Author Markus Zusak has woven a rich tapestry of words, images, and social commentary all bundled together into a few years of Liesel’s life. His ability to create complex characters and force them onto morale precipices in such a dangerous and uncertain time keeps The Book Thief moving at a good pace.

However, Zusak has a tendency to get drunk on his own words, swooning into melodramatic cascades of contemplation and constantly interrupting the story with special asides – some of which add substantially to the story and others that are as annoying as flies landing on the page.

Still, I can’t help but give this book five stars for the brilliant cast of characters Zusak created, for the intimate German town he built, and for ringing a good many tears out of me at the end.

Book Review of Dreamland By Sam Quinones

January 14th, 2016 No comments

Cover of Dreamland

Rating: 5 Out of 5 Stars

Last year, I started seeing news stories popping up about middle class kids in the middle of the country dying of heroin overdoses. It didn’t make any sense. I always associated heroin with crime-infested urban areas in the 70s.  How could it possibly be ending up in the veins of cheerleaders, football players, and college kids who grew up on Main Street?
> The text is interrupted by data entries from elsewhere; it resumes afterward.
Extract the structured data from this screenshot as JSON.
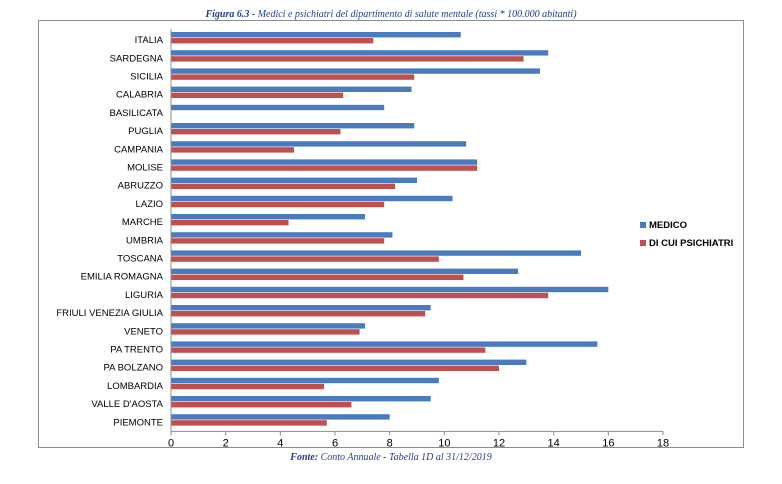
{
  "figure": {
    "label": "Figura 6.3 -",
    "title": "Medici e psichiatri del dipartimento di salute mentale (tassi * 100.000 abitanti)"
  },
  "source": {
    "label": "Fonte:",
    "text": "Conto Annuale - Tabella 1D al 31/12/2019"
  },
  "colors": {
    "medico": "#4a7bbf",
    "psichiatri": "#c0504d",
    "axis": "#8c8c8c"
  },
  "chart_data": {
    "type": "bar",
    "orientation": "horizontal",
    "title": "",
    "xlabel": "",
    "ylabel": "",
    "xlim": [
      0,
      18
    ],
    "xticks": [
      0,
      2,
      4,
      6,
      8,
      10,
      12,
      14,
      16,
      18
    ],
    "grid": false,
    "legend_position": "right",
    "categories": [
      "ITALIA",
      "SARDEGNA",
      "SICILIA",
      "CALABRIA",
      "BASILICATA",
      "PUGLIA",
      "CAMPANIA",
      "MOLISE",
      "ABRUZZO",
      "LAZIO",
      "MARCHE",
      "UMBRIA",
      "TOSCANA",
      "EMILIA ROMAGNA",
      "LIGURIA",
      "FRIULI VENEZIA GIULIA",
      "VENETO",
      "PA TRENTO",
      "PA BOLZANO",
      "LOMBARDIA",
      "VALLE D'AOSTA",
      "PIEMONTE"
    ],
    "series": [
      {
        "name": "MEDICO",
        "values": [
          10.6,
          13.8,
          13.5,
          8.8,
          7.8,
          8.9,
          10.8,
          11.2,
          9.0,
          10.3,
          7.1,
          8.1,
          15.0,
          12.7,
          16.0,
          9.5,
          7.1,
          15.6,
          13.0,
          9.8,
          9.5,
          8.0
        ]
      },
      {
        "name": "DI CUI PSICHIATRI",
        "values": [
          7.4,
          12.9,
          8.9,
          6.3,
          0,
          6.2,
          4.5,
          11.2,
          8.2,
          7.8,
          4.3,
          7.8,
          9.8,
          10.7,
          13.8,
          9.3,
          6.9,
          11.5,
          12.0,
          5.6,
          6.6,
          5.7
        ]
      }
    ]
  }
}
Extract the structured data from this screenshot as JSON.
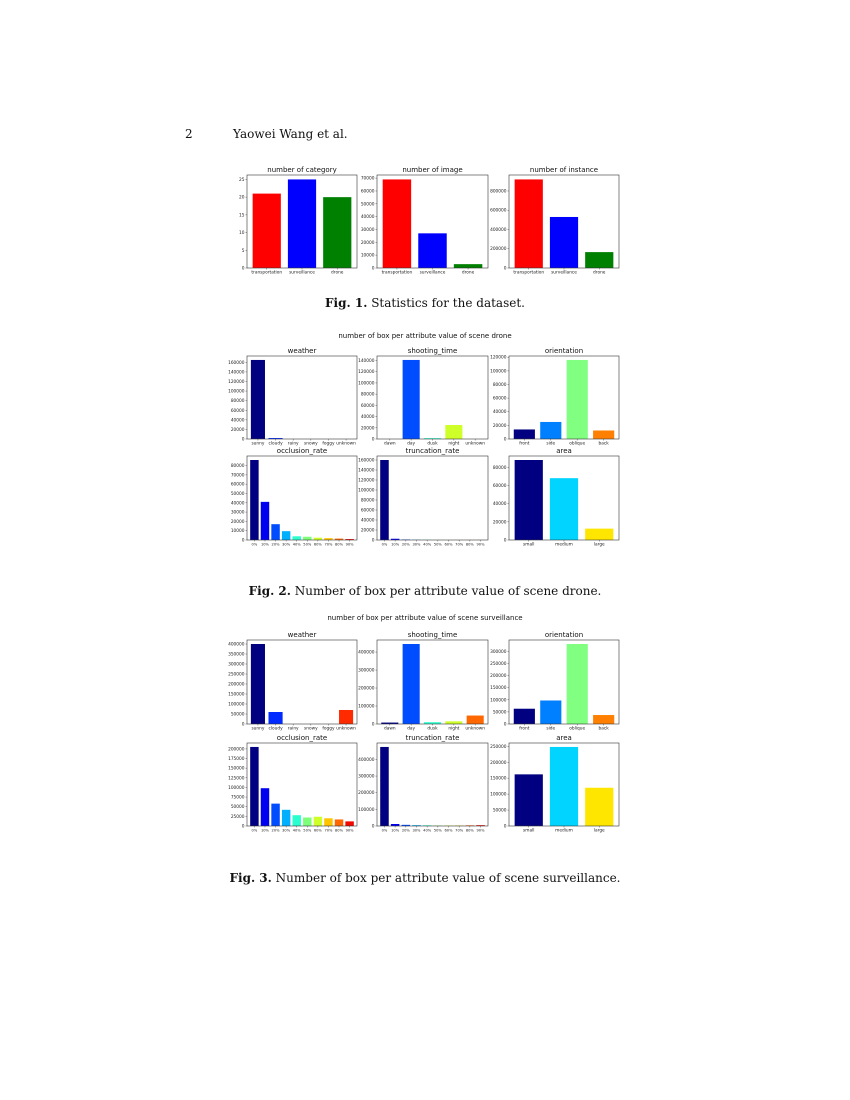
{
  "header": {
    "page_number": "2",
    "running_head": "Yaowei Wang et al."
  },
  "figures": [
    {
      "label": "Fig. 1.",
      "caption": "Statistics for the dataset."
    },
    {
      "label": "Fig. 2.",
      "caption": "Number of box per attribute value of scene drone.",
      "suptitle": "number of box per attribute value of scene drone"
    },
    {
      "label": "Fig. 3.",
      "caption": "Number of box per attribute value of scene surveillance.",
      "suptitle": "number of box per attribute value of scene surveillance"
    }
  ],
  "chart_data": [
    {
      "type": "bar",
      "figure": 1,
      "title": "number of category",
      "categories": [
        "transportation",
        "surveillance",
        "drone"
      ],
      "values": [
        21,
        25,
        20
      ],
      "ylim": [
        0,
        26.25
      ],
      "yticks": [
        0,
        5,
        10,
        15,
        20,
        25
      ],
      "colors": [
        "#ff0000",
        "#0000ff",
        "#008000"
      ]
    },
    {
      "type": "bar",
      "figure": 1,
      "title": "number of image",
      "categories": [
        "transportation",
        "surveillance",
        "drone"
      ],
      "values": [
        69000,
        27000,
        3000
      ],
      "ylim": [
        0,
        72450
      ],
      "yticks": [
        0,
        10000,
        20000,
        30000,
        40000,
        50000,
        60000,
        70000
      ],
      "colors": [
        "#ff0000",
        "#0000ff",
        "#008000"
      ]
    },
    {
      "type": "bar",
      "figure": 1,
      "title": "number of instance",
      "categories": [
        "transportation",
        "surveillance",
        "drone"
      ],
      "values": [
        920000,
        530000,
        165000
      ],
      "ylim": [
        0,
        966000
      ],
      "yticks": [
        0,
        200000,
        400000,
        600000,
        800000
      ],
      "colors": [
        "#ff0000",
        "#0000ff",
        "#008000"
      ]
    },
    {
      "type": "bar",
      "figure": 2,
      "title": "weather",
      "categories": [
        "sunny",
        "cloudy",
        "rainy",
        "snowy",
        "foggy",
        "unknown"
      ],
      "values": [
        165000,
        2000,
        0,
        0,
        0,
        0
      ],
      "ylim": [
        0,
        173250
      ],
      "yticks": [
        0,
        20000,
        40000,
        60000,
        80000,
        100000,
        120000,
        140000,
        160000
      ],
      "colors": [
        "#000080",
        "#002aff",
        "#00d4ff",
        "#80ff80",
        "#ffd400",
        "#ff2a00"
      ]
    },
    {
      "type": "bar",
      "figure": 2,
      "title": "shooting_time",
      "categories": [
        "dawn",
        "day",
        "dusk",
        "night",
        "unknown"
      ],
      "values": [
        0,
        141000,
        1500,
        25000,
        0
      ],
      "ylim": [
        0,
        148050
      ],
      "yticks": [
        0,
        20000,
        40000,
        60000,
        80000,
        100000,
        120000,
        140000
      ],
      "colors": [
        "#000080",
        "#004cff",
        "#29ffce",
        "#ceff29",
        "#ff6800"
      ]
    },
    {
      "type": "bar",
      "figure": 2,
      "title": "orientation",
      "categories": [
        "front",
        "side",
        "oblique",
        "back"
      ],
      "values": [
        14000,
        25000,
        116000,
        12500
      ],
      "ylim": [
        0,
        121800
      ],
      "yticks": [
        0,
        20000,
        40000,
        60000,
        80000,
        100000,
        120000
      ],
      "colors": [
        "#000080",
        "#0080ff",
        "#80ff80",
        "#ff8000"
      ]
    },
    {
      "type": "bar",
      "figure": 2,
      "title": "occlusion_rate",
      "categories": [
        "0%",
        "10%",
        "20%",
        "30%",
        "40%",
        "50%",
        "60%",
        "70%",
        "80%",
        "90%"
      ],
      "values": [
        86000,
        41000,
        17000,
        9500,
        4000,
        3500,
        2500,
        2000,
        1500,
        1000
      ],
      "ylim": [
        0,
        90300
      ],
      "yticks": [
        0,
        10000,
        20000,
        30000,
        40000,
        50000,
        60000,
        70000,
        80000
      ],
      "colors": [
        "#000080",
        "#0000f1",
        "#004cff",
        "#00b0ff",
        "#29ffce",
        "#7dff7a",
        "#ceff29",
        "#ffc400",
        "#ff6800",
        "#f10800"
      ]
    },
    {
      "type": "bar",
      "figure": 2,
      "title": "truncation_rate",
      "categories": [
        "0%",
        "10%",
        "20%",
        "30%",
        "40%",
        "50%",
        "60%",
        "70%",
        "80%",
        "90%"
      ],
      "values": [
        160000,
        2500,
        1000,
        500,
        300,
        200,
        100,
        100,
        100,
        100
      ],
      "ylim": [
        0,
        168000
      ],
      "yticks": [
        0,
        20000,
        40000,
        60000,
        80000,
        100000,
        120000,
        140000,
        160000
      ],
      "colors": [
        "#000080",
        "#0000f1",
        "#004cff",
        "#00b0ff",
        "#29ffce",
        "#7dff7a",
        "#ceff29",
        "#ffc400",
        "#ff6800",
        "#f10800"
      ]
    },
    {
      "type": "bar",
      "figure": 2,
      "title": "area",
      "categories": [
        "small",
        "medium",
        "large"
      ],
      "values": [
        88000,
        68000,
        12500
      ],
      "ylim": [
        0,
        92400
      ],
      "yticks": [
        0,
        20000,
        40000,
        60000,
        80000
      ],
      "colors": [
        "#000080",
        "#00d4ff",
        "#ffe600"
      ]
    },
    {
      "type": "bar",
      "figure": 3,
      "title": "weather",
      "categories": [
        "sunny",
        "cloudy",
        "rainy",
        "snowy",
        "foggy",
        "unknown"
      ],
      "values": [
        400000,
        60000,
        0,
        0,
        0,
        70000
      ],
      "ylim": [
        0,
        420000
      ],
      "yticks": [
        0,
        50000,
        100000,
        150000,
        200000,
        250000,
        300000,
        350000,
        400000
      ],
      "colors": [
        "#000080",
        "#002aff",
        "#00d4ff",
        "#80ff80",
        "#ffd400",
        "#ff2a00"
      ]
    },
    {
      "type": "bar",
      "figure": 3,
      "title": "shooting_time",
      "categories": [
        "dawn",
        "day",
        "dusk",
        "night",
        "unknown"
      ],
      "values": [
        8000,
        445000,
        10000,
        15000,
        47000
      ],
      "ylim": [
        0,
        467250
      ],
      "yticks": [
        0,
        100000,
        200000,
        300000,
        400000
      ],
      "colors": [
        "#000080",
        "#004cff",
        "#29ffce",
        "#ceff29",
        "#ff6800"
      ]
    },
    {
      "type": "bar",
      "figure": 3,
      "title": "orientation",
      "categories": [
        "front",
        "side",
        "oblique",
        "back"
      ],
      "values": [
        63000,
        97000,
        330000,
        37000
      ],
      "ylim": [
        0,
        346500
      ],
      "yticks": [
        0,
        50000,
        100000,
        150000,
        200000,
        250000,
        300000
      ],
      "colors": [
        "#000080",
        "#0080ff",
        "#80ff80",
        "#ff8000"
      ]
    },
    {
      "type": "bar",
      "figure": 3,
      "title": "occlusion_rate",
      "categories": [
        "0%",
        "10%",
        "20%",
        "30%",
        "40%",
        "50%",
        "60%",
        "70%",
        "80%",
        "90%"
      ],
      "values": [
        205000,
        98000,
        58000,
        42000,
        28000,
        22000,
        24000,
        20000,
        17000,
        12000
      ],
      "ylim": [
        0,
        215250
      ],
      "yticks": [
        0,
        25000,
        50000,
        75000,
        100000,
        125000,
        150000,
        175000,
        200000
      ],
      "colors": [
        "#000080",
        "#0000f1",
        "#004cff",
        "#00b0ff",
        "#29ffce",
        "#7dff7a",
        "#ceff29",
        "#ffc400",
        "#ff6800",
        "#f10800"
      ]
    },
    {
      "type": "bar",
      "figure": 3,
      "title": "truncation_rate",
      "categories": [
        "0%",
        "10%",
        "20%",
        "30%",
        "40%",
        "50%",
        "60%",
        "70%",
        "80%",
        "90%"
      ],
      "values": [
        475000,
        12000,
        7000,
        5000,
        4000,
        3000,
        3000,
        3000,
        4000,
        5000
      ],
      "ylim": [
        0,
        498750
      ],
      "yticks": [
        0,
        100000,
        200000,
        300000,
        400000
      ],
      "colors": [
        "#000080",
        "#0000f1",
        "#004cff",
        "#00b0ff",
        "#29ffce",
        "#7dff7a",
        "#ceff29",
        "#ffc400",
        "#ff6800",
        "#f10800"
      ]
    },
    {
      "type": "bar",
      "figure": 3,
      "title": "area",
      "categories": [
        "small",
        "medium",
        "large"
      ],
      "values": [
        162000,
        248000,
        120000
      ],
      "ylim": [
        0,
        260400
      ],
      "yticks": [
        0,
        50000,
        100000,
        150000,
        200000,
        250000
      ],
      "colors": [
        "#000080",
        "#00d4ff",
        "#ffe600"
      ]
    }
  ]
}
Dreamland gave me the answer. Author Sam Quinones, a veteran journalist, dug into this story and what he found was both fascinating and depressing. Dreamland takes readers down a peculiar journey were two potent forces – big pharma and a novel new take on drug dealing – inadvertently collide. The results created a massive plague of addiction and death across the country. People got hooked on OxyContin and then switched to the potent, readily available, and cheap black tar heroin which was streaming across the border from a single small county in Mexico.
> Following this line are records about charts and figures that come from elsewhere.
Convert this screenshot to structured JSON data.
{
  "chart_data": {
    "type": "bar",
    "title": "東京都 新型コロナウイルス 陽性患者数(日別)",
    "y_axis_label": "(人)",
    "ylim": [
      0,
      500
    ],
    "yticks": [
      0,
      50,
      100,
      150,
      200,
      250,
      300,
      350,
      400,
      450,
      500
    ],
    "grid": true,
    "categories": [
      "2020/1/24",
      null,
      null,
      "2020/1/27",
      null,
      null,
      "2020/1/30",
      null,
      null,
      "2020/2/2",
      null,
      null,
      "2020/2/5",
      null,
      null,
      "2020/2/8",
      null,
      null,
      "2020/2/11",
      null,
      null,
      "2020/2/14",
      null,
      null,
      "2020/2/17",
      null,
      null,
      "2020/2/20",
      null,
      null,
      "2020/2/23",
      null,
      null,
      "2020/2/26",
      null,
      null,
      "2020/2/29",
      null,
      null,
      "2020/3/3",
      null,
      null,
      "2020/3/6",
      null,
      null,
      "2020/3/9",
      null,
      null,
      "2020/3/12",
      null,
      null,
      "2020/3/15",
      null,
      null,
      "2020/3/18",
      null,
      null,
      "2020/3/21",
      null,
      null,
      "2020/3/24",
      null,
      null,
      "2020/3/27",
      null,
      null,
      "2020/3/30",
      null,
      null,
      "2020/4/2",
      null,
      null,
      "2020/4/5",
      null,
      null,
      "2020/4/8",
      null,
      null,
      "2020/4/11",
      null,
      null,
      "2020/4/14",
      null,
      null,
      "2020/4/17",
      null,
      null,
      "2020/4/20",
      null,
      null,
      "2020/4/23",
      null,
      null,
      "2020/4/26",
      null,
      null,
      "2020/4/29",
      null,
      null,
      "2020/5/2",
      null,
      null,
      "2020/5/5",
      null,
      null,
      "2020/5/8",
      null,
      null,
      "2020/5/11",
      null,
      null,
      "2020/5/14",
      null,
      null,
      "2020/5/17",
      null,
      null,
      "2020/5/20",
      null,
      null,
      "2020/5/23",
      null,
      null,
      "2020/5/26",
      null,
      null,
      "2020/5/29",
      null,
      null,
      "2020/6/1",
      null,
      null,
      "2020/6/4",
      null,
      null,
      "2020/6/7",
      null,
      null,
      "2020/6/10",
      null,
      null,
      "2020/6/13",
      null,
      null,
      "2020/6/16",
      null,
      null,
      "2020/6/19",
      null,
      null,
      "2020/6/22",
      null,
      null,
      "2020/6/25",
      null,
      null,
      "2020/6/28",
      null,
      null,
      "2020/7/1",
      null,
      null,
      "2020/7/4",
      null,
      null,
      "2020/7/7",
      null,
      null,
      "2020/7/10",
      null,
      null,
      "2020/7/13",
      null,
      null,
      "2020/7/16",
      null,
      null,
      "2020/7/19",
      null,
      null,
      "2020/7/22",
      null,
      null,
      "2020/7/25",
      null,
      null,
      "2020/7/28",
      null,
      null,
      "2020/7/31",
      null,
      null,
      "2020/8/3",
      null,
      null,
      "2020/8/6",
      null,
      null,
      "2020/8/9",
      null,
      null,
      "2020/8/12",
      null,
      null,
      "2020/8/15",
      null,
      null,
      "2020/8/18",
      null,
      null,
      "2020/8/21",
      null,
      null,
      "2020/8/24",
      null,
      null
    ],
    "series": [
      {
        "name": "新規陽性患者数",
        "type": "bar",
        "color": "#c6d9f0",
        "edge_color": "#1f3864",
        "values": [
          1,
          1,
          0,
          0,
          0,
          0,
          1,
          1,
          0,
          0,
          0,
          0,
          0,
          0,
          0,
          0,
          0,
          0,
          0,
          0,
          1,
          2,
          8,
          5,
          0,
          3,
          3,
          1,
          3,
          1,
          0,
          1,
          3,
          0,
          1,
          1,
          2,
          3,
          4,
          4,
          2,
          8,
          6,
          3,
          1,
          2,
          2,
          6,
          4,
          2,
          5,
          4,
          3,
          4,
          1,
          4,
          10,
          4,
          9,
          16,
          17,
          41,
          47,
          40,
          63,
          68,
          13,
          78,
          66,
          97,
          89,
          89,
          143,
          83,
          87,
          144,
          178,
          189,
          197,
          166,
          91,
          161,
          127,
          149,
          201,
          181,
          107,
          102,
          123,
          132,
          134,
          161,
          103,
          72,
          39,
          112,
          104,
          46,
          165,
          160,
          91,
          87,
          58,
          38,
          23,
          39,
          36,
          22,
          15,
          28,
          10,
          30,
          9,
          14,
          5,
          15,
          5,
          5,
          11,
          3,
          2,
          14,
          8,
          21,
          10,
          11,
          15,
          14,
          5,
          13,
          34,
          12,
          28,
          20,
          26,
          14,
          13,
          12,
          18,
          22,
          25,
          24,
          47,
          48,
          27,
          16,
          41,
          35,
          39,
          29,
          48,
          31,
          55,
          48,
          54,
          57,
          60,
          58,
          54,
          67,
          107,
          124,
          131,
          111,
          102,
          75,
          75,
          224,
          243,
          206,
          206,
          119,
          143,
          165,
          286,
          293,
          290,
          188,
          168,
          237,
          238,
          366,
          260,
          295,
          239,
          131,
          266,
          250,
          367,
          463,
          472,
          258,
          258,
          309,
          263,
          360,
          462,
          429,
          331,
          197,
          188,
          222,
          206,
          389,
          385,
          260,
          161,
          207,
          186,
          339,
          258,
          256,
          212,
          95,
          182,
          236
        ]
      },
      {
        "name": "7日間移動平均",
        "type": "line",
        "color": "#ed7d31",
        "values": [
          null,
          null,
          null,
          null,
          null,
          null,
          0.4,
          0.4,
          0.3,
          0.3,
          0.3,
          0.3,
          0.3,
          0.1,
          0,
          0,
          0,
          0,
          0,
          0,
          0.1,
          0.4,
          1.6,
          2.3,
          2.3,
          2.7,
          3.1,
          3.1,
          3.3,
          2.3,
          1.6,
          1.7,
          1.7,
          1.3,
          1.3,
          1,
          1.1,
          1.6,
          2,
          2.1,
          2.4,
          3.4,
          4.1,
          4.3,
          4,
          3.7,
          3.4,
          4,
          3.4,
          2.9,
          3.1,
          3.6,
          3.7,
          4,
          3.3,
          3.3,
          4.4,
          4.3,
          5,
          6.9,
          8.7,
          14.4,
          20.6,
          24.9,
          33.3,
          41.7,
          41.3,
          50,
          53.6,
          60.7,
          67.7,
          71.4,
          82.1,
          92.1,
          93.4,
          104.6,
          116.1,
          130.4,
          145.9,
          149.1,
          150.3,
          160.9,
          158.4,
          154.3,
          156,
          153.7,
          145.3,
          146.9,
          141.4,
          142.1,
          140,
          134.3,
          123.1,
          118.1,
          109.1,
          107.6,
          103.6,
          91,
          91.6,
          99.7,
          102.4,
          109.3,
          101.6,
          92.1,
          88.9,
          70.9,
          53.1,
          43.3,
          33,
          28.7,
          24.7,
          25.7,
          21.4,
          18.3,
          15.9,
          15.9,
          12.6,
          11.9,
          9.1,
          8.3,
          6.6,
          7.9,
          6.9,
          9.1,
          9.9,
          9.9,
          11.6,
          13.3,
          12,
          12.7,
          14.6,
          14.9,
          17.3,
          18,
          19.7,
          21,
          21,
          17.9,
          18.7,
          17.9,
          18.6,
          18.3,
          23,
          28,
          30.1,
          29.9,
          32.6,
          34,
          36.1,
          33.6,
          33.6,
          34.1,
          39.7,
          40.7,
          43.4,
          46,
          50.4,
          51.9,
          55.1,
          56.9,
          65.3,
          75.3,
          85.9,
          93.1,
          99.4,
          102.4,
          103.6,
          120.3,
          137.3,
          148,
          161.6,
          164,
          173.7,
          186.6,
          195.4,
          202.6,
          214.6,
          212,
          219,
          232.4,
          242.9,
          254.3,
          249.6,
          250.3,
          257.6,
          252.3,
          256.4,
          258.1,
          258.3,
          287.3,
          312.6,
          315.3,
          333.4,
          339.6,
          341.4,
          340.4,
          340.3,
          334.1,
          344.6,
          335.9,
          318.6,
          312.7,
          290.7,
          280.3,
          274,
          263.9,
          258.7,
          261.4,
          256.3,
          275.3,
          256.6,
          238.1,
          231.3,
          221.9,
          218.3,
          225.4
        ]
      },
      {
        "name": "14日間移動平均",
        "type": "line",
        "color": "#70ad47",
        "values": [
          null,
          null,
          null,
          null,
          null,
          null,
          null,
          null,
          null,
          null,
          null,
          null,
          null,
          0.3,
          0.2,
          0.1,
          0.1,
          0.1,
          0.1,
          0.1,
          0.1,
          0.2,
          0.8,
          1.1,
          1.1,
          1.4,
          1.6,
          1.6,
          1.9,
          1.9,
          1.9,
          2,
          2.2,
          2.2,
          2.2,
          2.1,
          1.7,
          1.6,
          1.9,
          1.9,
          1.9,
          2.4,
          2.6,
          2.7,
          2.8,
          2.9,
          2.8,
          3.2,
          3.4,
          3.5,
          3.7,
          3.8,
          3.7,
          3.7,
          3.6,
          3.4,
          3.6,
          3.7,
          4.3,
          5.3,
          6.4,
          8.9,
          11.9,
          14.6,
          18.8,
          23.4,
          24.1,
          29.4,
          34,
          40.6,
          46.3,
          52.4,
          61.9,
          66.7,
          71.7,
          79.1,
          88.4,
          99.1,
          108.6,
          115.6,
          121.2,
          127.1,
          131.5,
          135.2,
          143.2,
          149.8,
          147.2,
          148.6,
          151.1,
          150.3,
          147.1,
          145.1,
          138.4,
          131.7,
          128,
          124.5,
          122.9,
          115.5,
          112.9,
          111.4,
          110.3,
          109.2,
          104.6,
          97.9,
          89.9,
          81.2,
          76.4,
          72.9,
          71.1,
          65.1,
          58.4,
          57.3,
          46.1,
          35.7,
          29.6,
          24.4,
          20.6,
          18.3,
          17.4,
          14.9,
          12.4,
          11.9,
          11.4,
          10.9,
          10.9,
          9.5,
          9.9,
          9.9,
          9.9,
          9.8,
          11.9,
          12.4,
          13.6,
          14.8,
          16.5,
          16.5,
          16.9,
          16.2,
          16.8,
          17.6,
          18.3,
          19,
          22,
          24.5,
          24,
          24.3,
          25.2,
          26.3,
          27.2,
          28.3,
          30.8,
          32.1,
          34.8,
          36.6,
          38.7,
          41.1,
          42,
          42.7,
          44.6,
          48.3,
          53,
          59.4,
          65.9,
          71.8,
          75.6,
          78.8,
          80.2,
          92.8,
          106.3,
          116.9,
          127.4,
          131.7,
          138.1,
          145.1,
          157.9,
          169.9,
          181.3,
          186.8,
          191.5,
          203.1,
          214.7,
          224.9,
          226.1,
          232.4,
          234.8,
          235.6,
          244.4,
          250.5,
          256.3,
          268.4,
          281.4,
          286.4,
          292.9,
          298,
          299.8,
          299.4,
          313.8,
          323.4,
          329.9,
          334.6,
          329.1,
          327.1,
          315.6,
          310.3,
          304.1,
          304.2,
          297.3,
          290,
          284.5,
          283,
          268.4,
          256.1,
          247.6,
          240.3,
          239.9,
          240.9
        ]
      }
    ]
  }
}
Throughout the book, Quinones gives readers a series of heartbreaking vignettes. We meet the confused and devastated parents of dead kids, young Mexicans for whom heroin dealing represents the only path out of poverty, and the small circle of police officers, drug rehab workers, coroners, and judges who fought to bring a voice to this mostly silent plague.

Dreamland was fascinating in the same way of an oncoming train wreck. I wanted to look away…but somehow I just couldn’t. Quinones is a masterful storyteller who follows a complex, sometimes bizarre web of people and circumstances. This isn’t just a book about junkies, dealers, and the people trying to stop them. It’s a book about circumstances. Quinones links the heroin epidemic to the decay of middle America, to the privilege and boredom of today’s youth, to the masterful and manipulative marketing campaign of Purdue Pharma, and a legacy of shame and embarrassment that kept parents from speaking out about their children’s problems.

Dreamland answered my questions about why kids were dying of heroin overdoses in America and gave me so much more to think about. If you can excuse the inappropriate pun, I was hooked from start to finish. I saw an ugly side of America, but one we can’t afford to ignore any longer.